# A winter is not over TR..



## the_dude (May 31, 2006)

nice TR. got a trip to CB planned next week. hoping the storm track sticks around all week so it's still good for us.


----------



## lmyers (Jun 10, 2008)

Nice pictures JV, looks like conditions on Cottonwood have improved nicely. I have been getting some pretty good turns off Monarch Pass this week as well. Sounds like there is plenty more on the way - good to see that winter is back.


----------



## Canada (Oct 24, 2006)

It has been a strange year. My best day in the backcountry was Saturday. Brutal cutting the path in but so fun on the way down! Most years I'm ready for spring, but this year I want the snow to just keep coming.


----------



## sj (Aug 13, 2004)

Agreed. Skinned up and Skiied Quandry on Friday. As Good as it geys. Nice pics. sj


----------



## Jahve (Oct 31, 2003)

It was also very good fri - monday....





























And they say more is on the way!!!


----------



## Jensjustduckie (Jun 29, 2007)

Stop it RDNECK!! You're making me jealous, I got Icelantic Shamans last week and am ITCHING to head out on them again, hard to concentrate at work after looking at your deep-ass pow pics!


----------



## Jahve (Oct 31, 2003)

So... I guess you dont want to see the pics from the Cat day we had at Monarch on monday :wink:... Great to have a blue bird day!!!

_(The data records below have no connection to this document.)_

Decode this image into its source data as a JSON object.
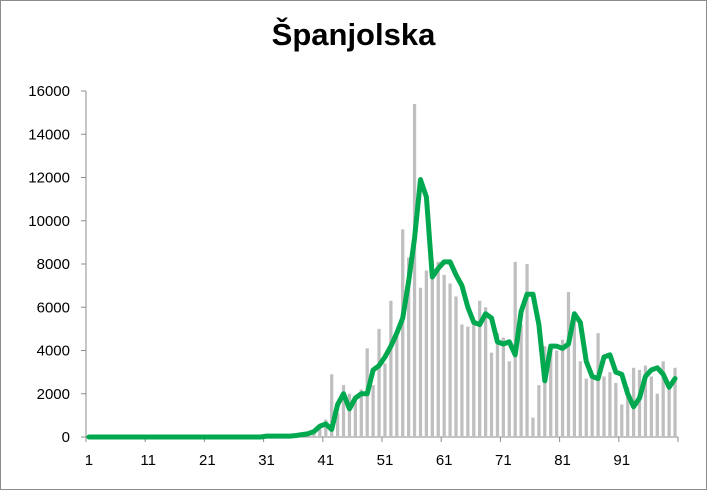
{
  "chart_data": {
    "type": "bar",
    "title": "Španjolska",
    "xlabel": "",
    "ylabel": "",
    "ylim": [
      0,
      16000
    ],
    "y_ticks": [
      0,
      2000,
      4000,
      6000,
      8000,
      10000,
      12000,
      14000,
      16000
    ],
    "y_tick_labels": [
      "0",
      "2000",
      "4000",
      "6000",
      "8000",
      "10000",
      "12000",
      "14000",
      "16000"
    ],
    "x_tick_labels": [
      "1",
      "11",
      "21",
      "31",
      "41",
      "51",
      "61",
      "71",
      "81",
      "91"
    ],
    "grid": false,
    "legend": "none",
    "x": [
      1,
      2,
      3,
      4,
      5,
      6,
      7,
      8,
      9,
      10,
      11,
      12,
      13,
      14,
      15,
      16,
      17,
      18,
      19,
      20,
      21,
      22,
      23,
      24,
      25,
      26,
      27,
      28,
      29,
      30,
      31,
      32,
      33,
      34,
      35,
      36,
      37,
      38,
      39,
      40,
      41,
      42,
      43,
      44,
      45,
      46,
      47,
      48,
      49,
      50,
      51,
      52,
      53,
      54,
      55,
      56,
      57,
      58,
      59,
      60,
      61,
      62,
      63,
      64,
      65,
      66,
      67,
      68,
      69,
      70,
      71,
      72,
      73,
      74,
      75,
      76,
      77,
      78,
      79,
      80,
      81,
      82,
      83,
      84,
      85,
      86,
      87,
      88,
      89,
      90,
      91,
      92,
      93,
      94,
      95,
      96,
      97,
      98,
      99,
      100
    ],
    "series": [
      {
        "kind": "bar",
        "color": "#bfbfbf",
        "values": [
          0,
          0,
          0,
          0,
          0,
          0,
          0,
          0,
          0,
          0,
          0,
          0,
          0,
          0,
          0,
          0,
          0,
          0,
          0,
          0,
          0,
          0,
          0,
          0,
          0,
          0,
          0,
          0,
          0,
          0,
          0,
          0,
          0,
          0,
          50,
          100,
          150,
          200,
          300,
          500,
          800,
          2900,
          1100,
          2400,
          2000,
          1700,
          2200,
          4100,
          2400,
          5000,
          3400,
          6300,
          4800,
          9600,
          8300,
          15400,
          6900,
          7700,
          8200,
          8100,
          7500,
          7100,
          6500,
          5200,
          5100,
          5300,
          6300,
          6000,
          3900,
          4800,
          4600,
          3500,
          8100,
          5200,
          8000,
          900,
          2400,
          4200,
          4100,
          4000,
          4500,
          6700,
          5500,
          3500,
          2700,
          2900,
          4800,
          2800,
          3000,
          2500,
          1500,
          2300,
          3200,
          3100,
          3300,
          2800,
          2000,
          3500,
          2500,
          3200
        ]
      },
      {
        "kind": "line",
        "color": "#00a94f",
        "values": [
          0,
          0,
          0,
          0,
          0,
          0,
          0,
          0,
          0,
          0,
          0,
          0,
          0,
          0,
          0,
          0,
          0,
          0,
          0,
          0,
          0,
          0,
          0,
          0,
          0,
          0,
          0,
          0,
          0,
          0,
          40,
          40,
          40,
          40,
          40,
          70,
          110,
          150,
          250,
          500,
          600,
          350,
          1500,
          2000,
          1300,
          1800,
          2000,
          2000,
          3100,
          3300,
          3700,
          4200,
          4800,
          5500,
          7200,
          9200,
          11900,
          11100,
          7400,
          7800,
          8100,
          8100,
          7500,
          7000,
          6000,
          5300,
          5200,
          5700,
          5500,
          4400,
          4300,
          4400,
          3800,
          5800,
          6600,
          6600,
          5200,
          2600,
          4200,
          4200,
          4100,
          4300,
          5700,
          5300,
          3500,
          2800,
          2700,
          3700,
          3800,
          3000,
          2900,
          2000,
          1400,
          1800,
          2800,
          3100,
          3200,
          2900,
          2300,
          2700
        ]
      }
    ]
  }
}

I have to say at only $100 a seat one of the best deals for pow out there right now. If we get another round of storms like they say I am going to try and get another seat for sure before they close.. That no name basin is super fun!!

Maybe just one more pic of some tracks in no name.....


----------



## the_dude (May 31, 2006)

weather pattern looks to be unsettled (meaning storms) for the foreseeable weather future. good for both spring skiing and summer runoff.


----------



## lmyers (Jun 10, 2008)

*I love winter!*

In the valley it may feel like spring, but I am loving the late winter we are seeing right now.
Snowhere on Indy, Sunday:









And today in Robey Gulch, off South Cottonwood Creek:









Sorry the low light, that is what happens when it keeps snowing!


----------



## Jahve (Oct 31, 2003)

Man how I love bumpin this thread:wink:......

Well I hope some of you got out on the snow this weekend. Here in South Central we did not get hit as hard as some places but we did ok...

When I finally made it up to monarch Sat afternoon here is what the picnic tables looked like..










Stuck a board in the snow to give a idea of how deep it was up top..










The flatlight gave way to bluebird for a sunday pm session. Kayakerkev was jumpin off anything he could find!!




























Hikin up...










And then lookin down my line..











They say temps should be in the 60's for the next week so it looks like it may be kayakin season.... 

Needless to say the 08 - 09 winter was one of my best ever and thanks to any of you out there I was able to get out with... It was a great season!!

But I sure am hopin to bump this thread one or maybe two more times ...


----------



## Snowhere (Feb 21, 2008)

Yep, it was a good weekend. I decided to make use of some comps I had to A-basin on Saturday. With I-70 closed until some time sat. morning, it looked like a Summit locals reunion out there. 

They got about 31 inches out of the storm, but we have more snow overall in the Swatch range. I will be getting some more backcountry days my self before I hang the boards up for the season.


----------